Pendant de nombreuses années, le dollar a été la monnaie standard utilisée pour le commerce mondial : le pétrole, l’or et la plupart des produits de base sont cotés en dollars. De nombreux pays détiennent leurs réserves en dollars, principalement sous la forme de titres du Trésor américain.
Dédollarisation : vers l’abandon du dollar ?
La dédollarisation est un concept qui décrit l’abandon de cet ordre mondial au profit d’un ordre où les nations vendent leurs bons du Trésor américain pour détenir des réserves dans d’autres monnaies ou en or.
Simultanément, ces pays cherchent aussi à utiliser leurs propres monnaies pour les transactions avec leurs principaux partenaires commerciaux.
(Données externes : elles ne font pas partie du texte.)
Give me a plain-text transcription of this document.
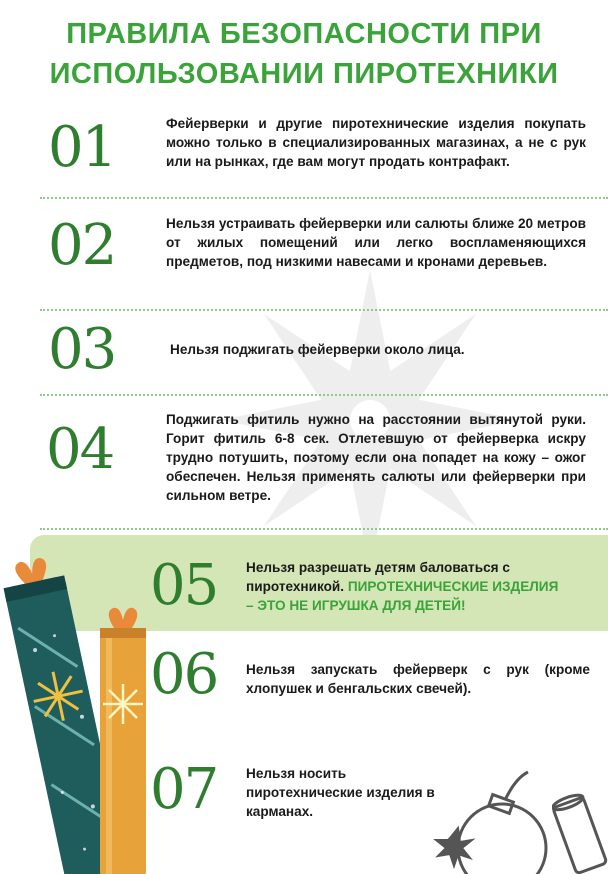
ПРАВИЛА БЕЗОПАСНОСТИ ПРИ
ИСПОЛЬЗОВАНИИ ПИРОТЕХНИКИ
01	Фейерверки и другие пиротехнические изделия покупать можно только в специализированных магазинах, а не с рук или на рынках, где вам могут продать контрафакт.
02	Нельзя устраивать фейерверки или салюты ближе 20 метров от жилых помещений или легко воспламеняющихся предметов, под низкими навесами и кронами деревьев.
03	Нельзя поджигать фейерверки около лица.
04	Поджигать фитиль нужно на расстоянии вытянутой руки. Горит фитиль 6-8 сек. Отлетевшую от фейерверка искру трудно потушить, поэтому если она попадет на кожу – ожог обеспечен. Нельзя применять салюты или фейерверки при сильном ветре.
05 Нельзя разрешать детям баловаться с пиротехникой. ПИРОТЕХНИЧЕСКИЕ ИЗДЕЛИЯ – ЭТО НЕ ИГРУШКА ДЛЯ ДЕТЕЙ!
06 Нельзя запускать фейерверк с рук (кроме хлопушек и бенгальских свечей).
07 Нельзя носить пиротехнические изделия в карманах.
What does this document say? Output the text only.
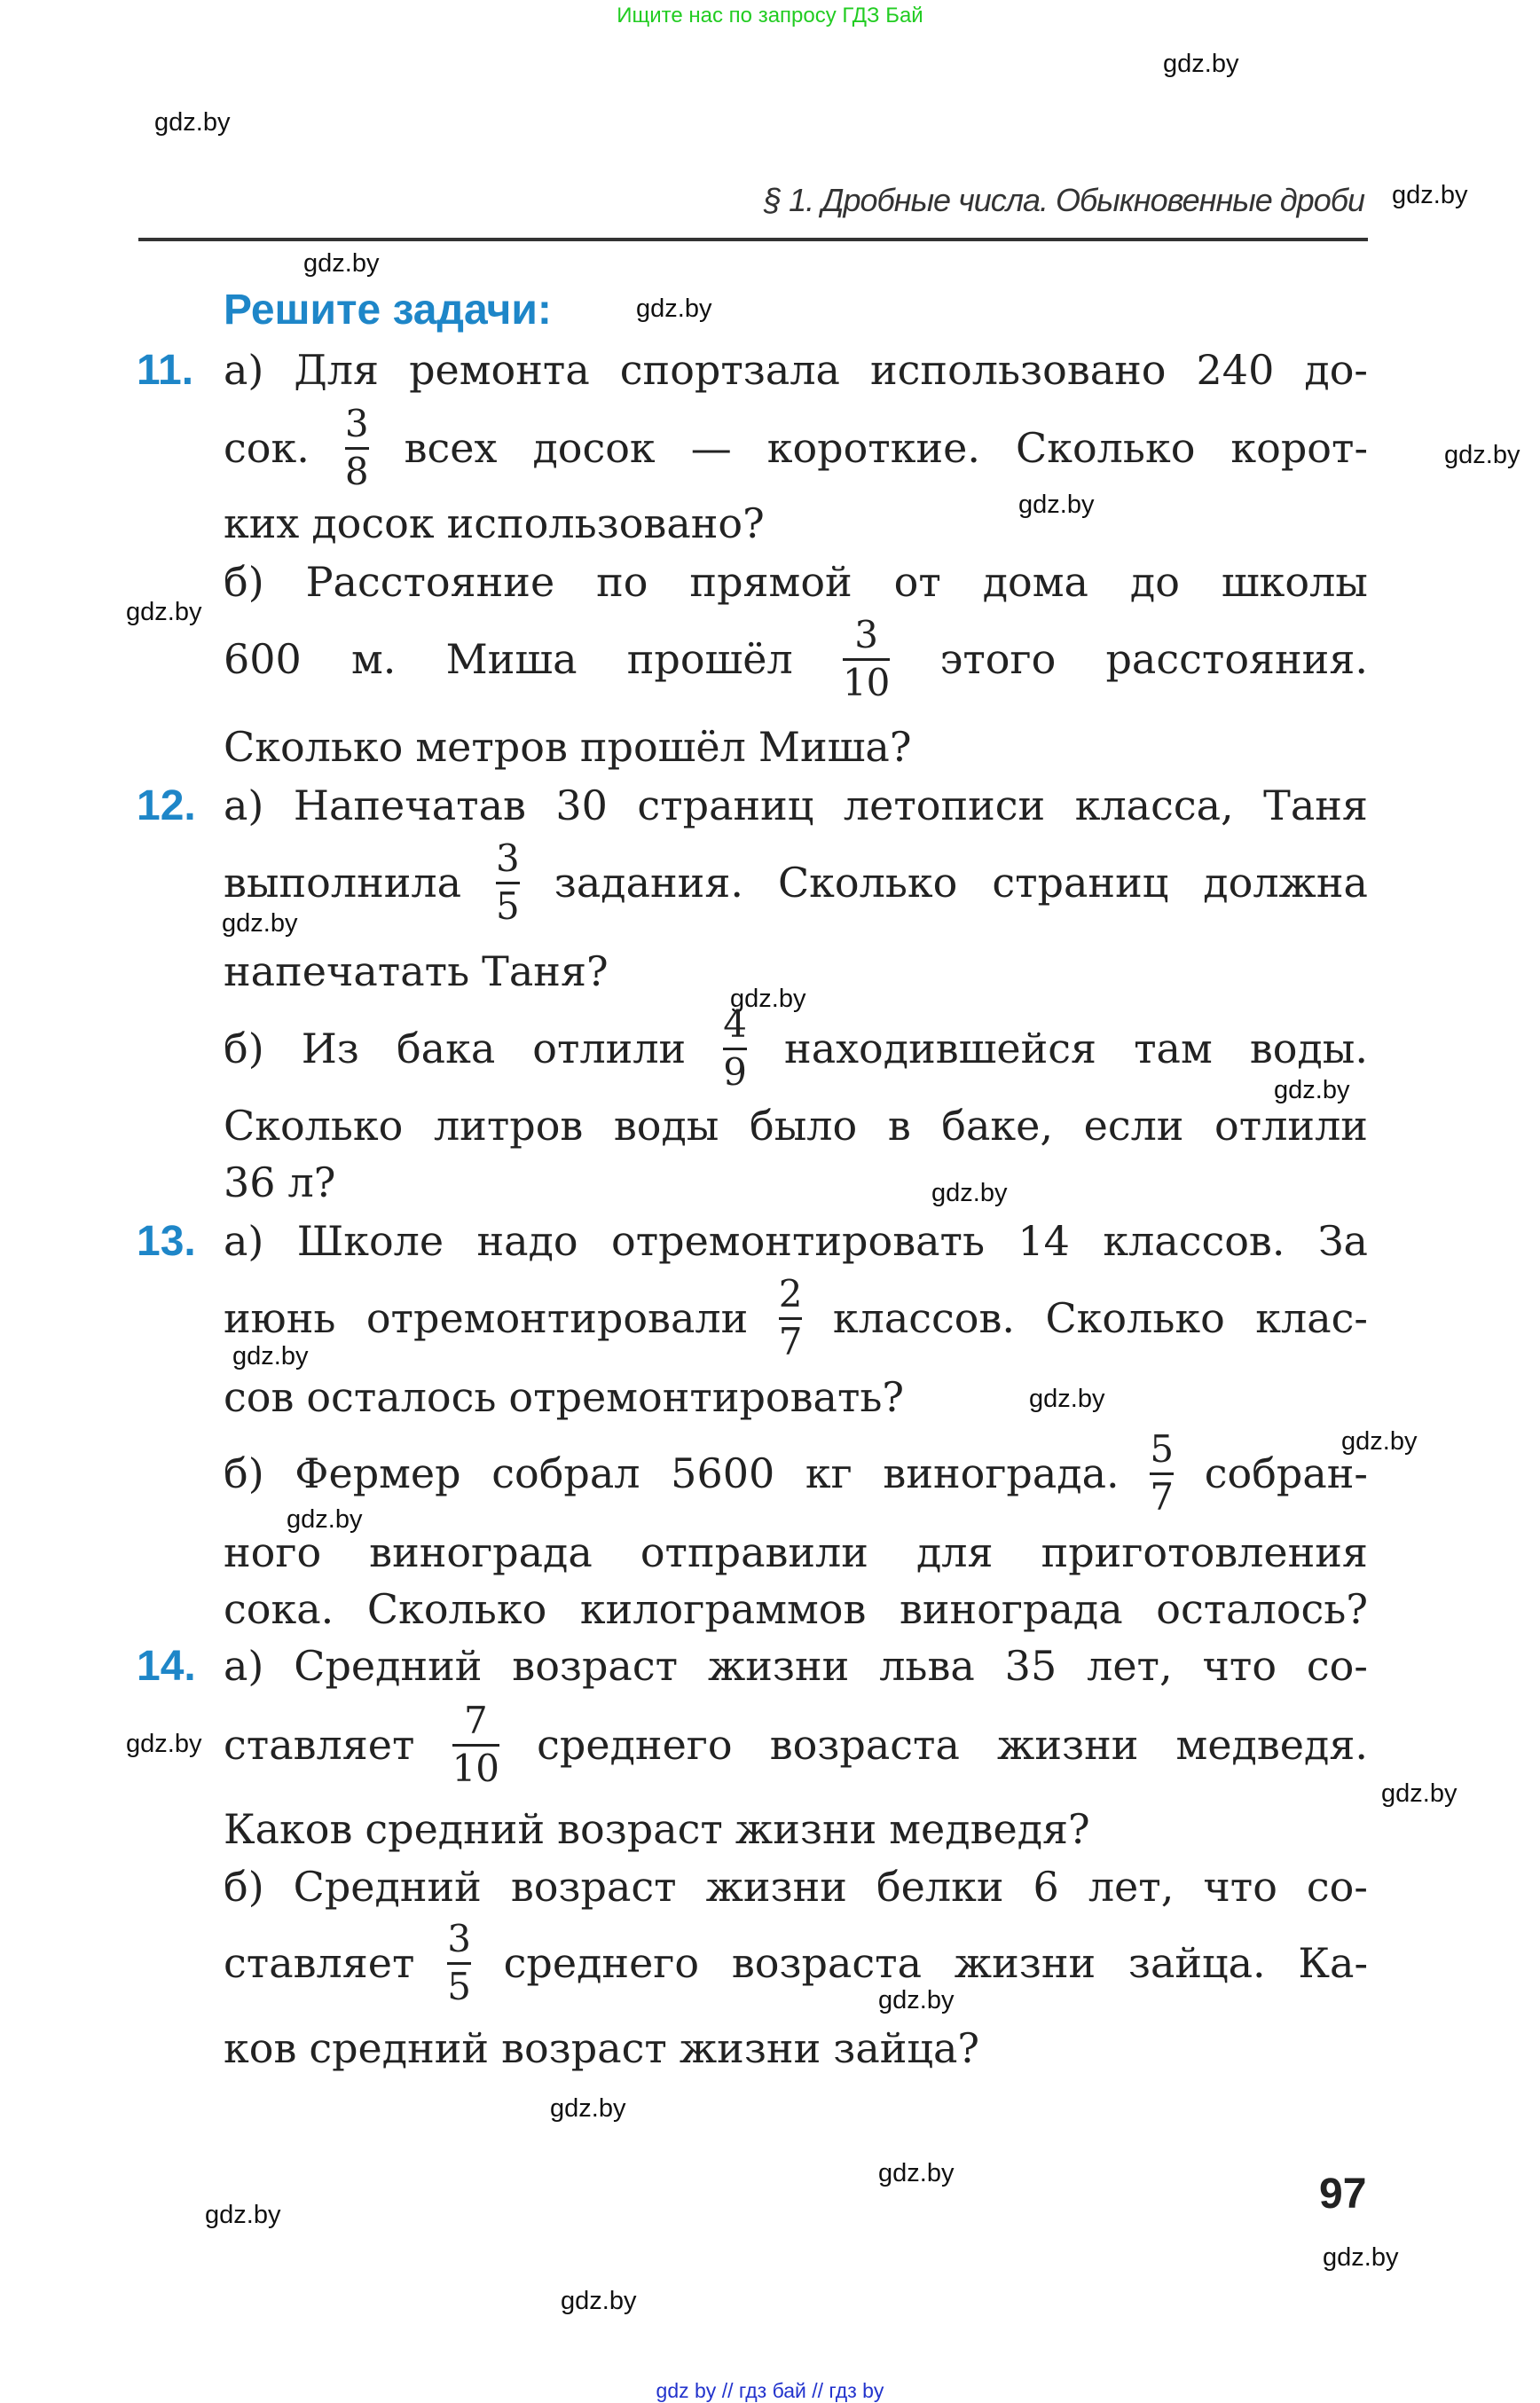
Ищите нас по запросу ГДЗ Бай
gdz.by
gdz.by
gdz.by
gdz.by
gdz.by
gdz.by
gdz.by
gdz.by
gdz.by
gdz.by
gdz.by
gdz.by
gdz.by
gdz.by
gdz.by
gdz.by
gdz.by
gdz.by
gdz.by
gdz.by
gdz.by
gdz.by
gdz.by
gdz.by
§ 1. Дробные числа. Обыкновенные дроби
Решите задачи:
11. а) Для ремонта спортзала использовано 240 до-
сок. $\frac{3}{8}$ всех досок — короткие. Сколько корот-
ких досок использовано?
б) Расстояние по прямой от дома до школы
600 м. Миша прошёл $\frac{3}{10}$ этого расстояния.
Сколько метров прошёл Миша?
12. а) Напечатав 30 страниц летописи класса, Таня
выполнила $\frac{3}{5}$ задания. Сколько страниц должна
напечатать Таня?
б) Из бака отлили $\frac{4}{9}$ находившейся там воды.
Сколько литров воды было в баке, если отлили
36 л?
13. а) Школе надо отремонтировать 14 классов. За
июнь отремонтировали $\frac{2}{7}$ классов. Сколько клас-
сов осталось отремонтировать?
б) Фермер собрал 5600 кг винограда. $\frac{5}{7}$ собран-
ного винограда отправили для приготовления
сока. Сколько килограммов винограда осталось?
14. а) Средний возраст жизни льва 35 лет, что со-
ставляет $\frac{7}{10}$ среднего возраста жизни медведя.
Каков средний возраст жизни медведя?
б) Средний возраст жизни белки 6 лет, что со-
ставляет $\frac{3}{5}$ среднего возраста жизни зайца. Ка-
ков средний возраст жизни зайца?
97
gdz by // гдз бай // гдз by
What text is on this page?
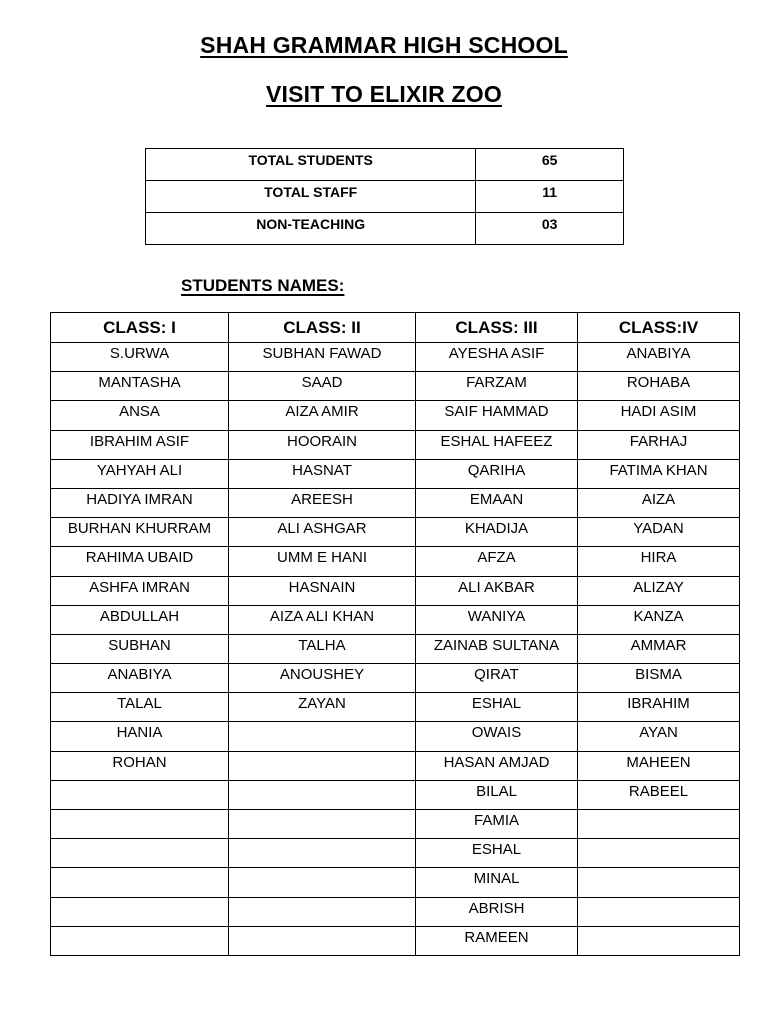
SHAH GRAMMAR HIGH SCHOOL
VISIT TO ELIXIR ZOO
TOTAL STUDENTS	65
TOTAL STAFF	11
NON-TEACHING	03
STUDENTS NAMES:
CLASS: I	CLASS: II	CLASS: III	CLASS:IV
S.URWA	SUBHAN FAWAD	AYESHA ASIF	ANABIYA
MANTASHA	SAAD	FARZAM	ROHABA
ANSA	AIZA AMIR	SAIF HAMMAD	HADI ASIM
IBRAHIM ASIF	HOORAIN	ESHAL HAFEEZ	FARHAJ
YAHYAH ALI	HASNAT	QARIHA	FATIMA KHAN
HADIYA IMRAN	AREESH	EMAAN	AIZA
BURHAN KHURRAM	ALI ASHGAR	KHADIJA	YADAN
RAHIMA UBAID	UMM E HANI	AFZA	HIRA
ASHFA IMRAN	HASNAIN	ALI AKBAR	ALIZAY
ABDULLAH	AIZA ALI KHAN	WANIYA	KANZA
SUBHAN	TALHA	ZAINAB SULTANA	AMMAR
ANABIYA	ANOUSHEY	QIRAT	BISMA
TALAL	ZAYAN	ESHAL	IBRAHIM
HANIA		OWAIS	AYAN
ROHAN		HASAN AMJAD	MAHEEN
		BILAL	RABEEL
		FAMIA	
		ESHAL	
		MINAL	
		ABRISH	
		RAMEEN	
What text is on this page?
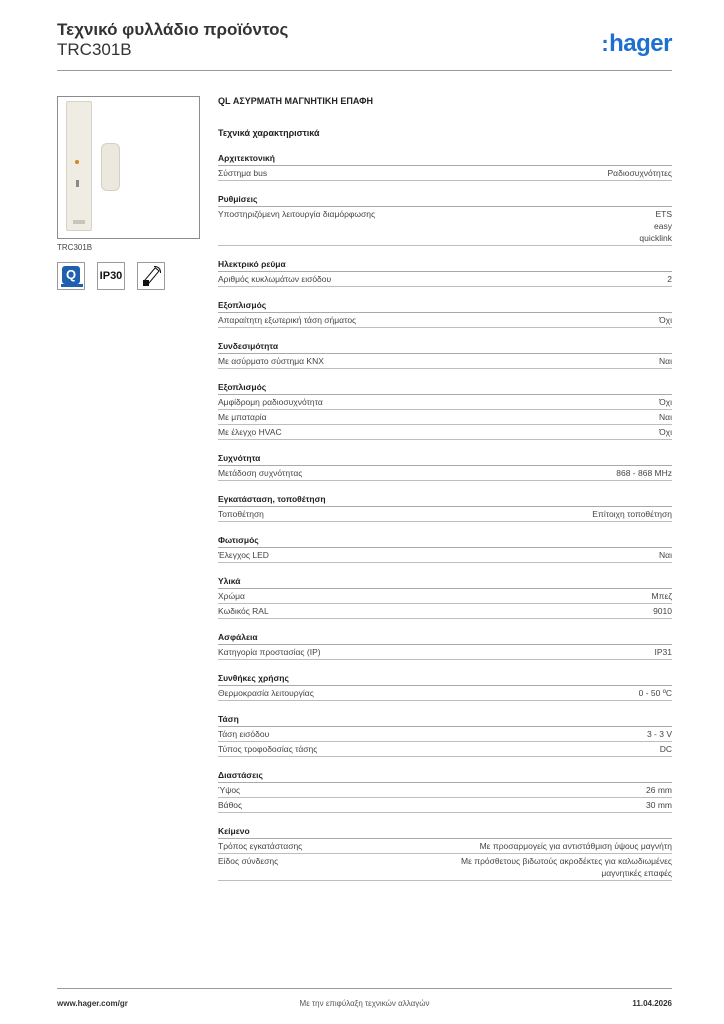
Τεχνικό φυλλάδιο προϊόντος
TRC301B	:hager
TRC301B
Q	IP30
QL ΑΣΥΡΜΑΤΗ ΜΑΓΝΗΤΙΚΗ ΕΠΑΦΗ
Τεχνικά χαρακτηριστικά
Αρχιτεκτονική
Σύστημα bus	Ραδιοσυχνότητες
Ρυθμίσεις
Υποστηριζόμενη λειτουργία διαμόρφωσης	ETS
easy
quicklink
Ηλεκτρικό ρεύμα
Αριθμός κυκλωμάτων εισόδου	2
Εξοπλισμός
Απαραίτητη εξωτερική τάση σήματος	Όχι
Συνδεσιμότητα
Με ασύρματο σύστημα KNX	Ναι
Εξοπλισμός
Αμφίδρομη ραδιοσυχνότητα	Όχι
Με μπαταρία	Ναι
Με έλεγχο HVAC	Όχι
Συχνότητα
Μετάδοση συχνότητας	868 - 868 MHz
Εγκατάσταση, τοποθέτηση
Τοποθέτηση	Επίτοιχη τοποθέτηση
Φωτισμός
Έλεγχος LED	Ναι
Υλικά
Χρώμα	Μπεζ
Κωδικός RAL	9010
Ασφάλεια
Κατηγορία προστασίας (IP)	IP31
Συνθήκες χρήσης
Θερμοκρασία λειτουργίας	0 - 50 ºC
Τάση
Τάση εισόδου	3 - 3 V
Τύπος τροφοδοσίας τάσης	DC
Διαστάσεις
Ύψος	26 mm
Βάθος	30 mm
Κείμενο
Τρόπος εγκατάστασης	Με προσαρμογείς για αντιστάθμιση ύψους μαγνήτη
Είδος σύνδεσης	Με πρόσθετους βιδωτούς ακροδέκτες για καλωδιωμένες
μαγνητικές επαφές
www.hager.com/gr	Με την επιφύλαξη τεχνικών αλλαγών	11.04.2026
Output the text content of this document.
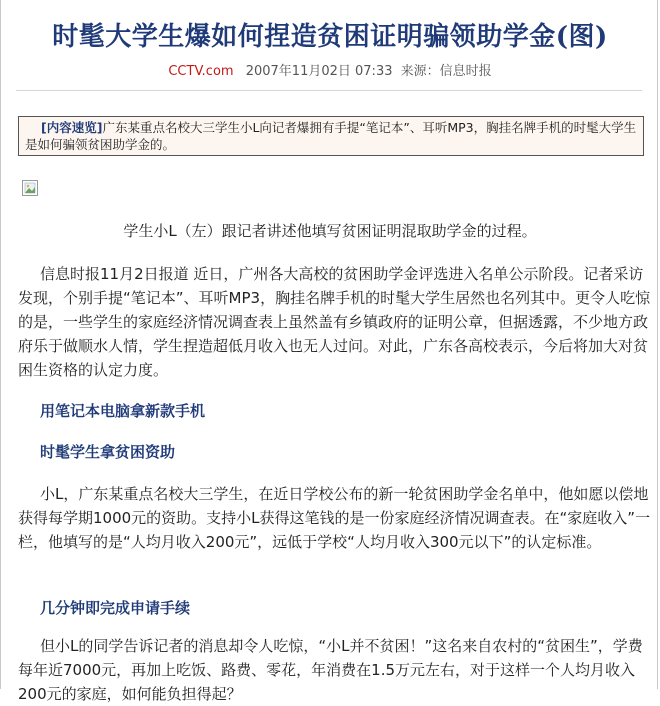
时髦大学生爆如何捏造贫困证明骗领助学金(图)
CCTV.com 2007年11月02日 07:33 来源：信息时报
[内容速览]广东某重点名校大三学生小L向记者爆拥有手提“笔记本”、耳听MP3，胸挂名牌手机的时髦大学生是如何骗领贫困助学金的。
学生小L（左）跟记者讲述他填写贫困证明混取助学金的过程。

信息时报11月2日报道 近日，广州各大高校的贫困助学金评选进入名单公示阶段。记者采访发现，个别手提“笔记本”、耳听MP3，胸挂名牌手机的时髦大学生居然也名列其中。更令人吃惊的是，一些学生的家庭经济情况调查表上虽然盖有乡镇政府的证明公章，但据透露，不少地方政府乐于做顺水人情，学生捏造超低月收入也无人过问。对此，广东各高校表示，今后将加大对贫困生资格的认定力度。

用笔记本电脑拿新款手机
时髦学生拿贫困资助

小L，广东某重点名校大三学生，在近日学校公布的新一轮贫困助学金名单中，他如愿以偿地获得每学期1000元的资助。支持小L获得这笔钱的是一份家庭经济情况调查表。在“家庭收入”一栏，他填写的是“人均月收入200元”，远低于学校“人均月收入300元以下”的认定标准。

几分钟即完成申请手续

但小L的同学告诉记者的消息却令人吃惊，“小L并不贫困！”这名来自农村的“贫困生”，学费每年近7000元，再加上吃饭、路费、零花，年消费在1.5万元左右，对于这样一个人均月收入200元的家庭，如何能负担得起？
Ils sont à la recherche d’une alternative stable qui serve de rempart contre l’inflation.
Si le dollar américain est susceptible de jouer un rôle central pendant un certain temps encore, les tendances structurelles commencent à réduire son importance au sein même du fonctionnement de l’économie mondiale.
La dédollarisation, un concept déjà mis en œuvre. [Partie Mise à jour avec l’actualité]
Dans quels pays le dollar perd son monopole ?
- Les BRICS s’organisent et Poutine déclare le 23 août que la dédollarisation est irréversible.
- le 10 mai 2023, le Pakistan, ami des USA, déclare être enclin à acheter du pétrole russe en yuan chinois. (Bloomberg)
- Récemment, l’Inde a conclu un accord pour le paiement des importations de pétrole en roupies.
- Dans le même temps, le président russe Vladimir Poutine a indiqué qu’il était favorable à l’utilisation de la monnaie chinoise pour les échanges commerciaux,
- Dans d’autres régions du monde comme l’Afrique, l’Asie et l’Amérique latine cela commence aussi à se propager. On pense principalement au RDC (République Démocratique du Congo). Son gouvernement est, déjà depuis avril 2013 engagé depuis quelques mois dans une dédollarisation de son économie. Il souhaite redonner au Franc congolais une valeur forte. Son système monétaire n’est pas stable.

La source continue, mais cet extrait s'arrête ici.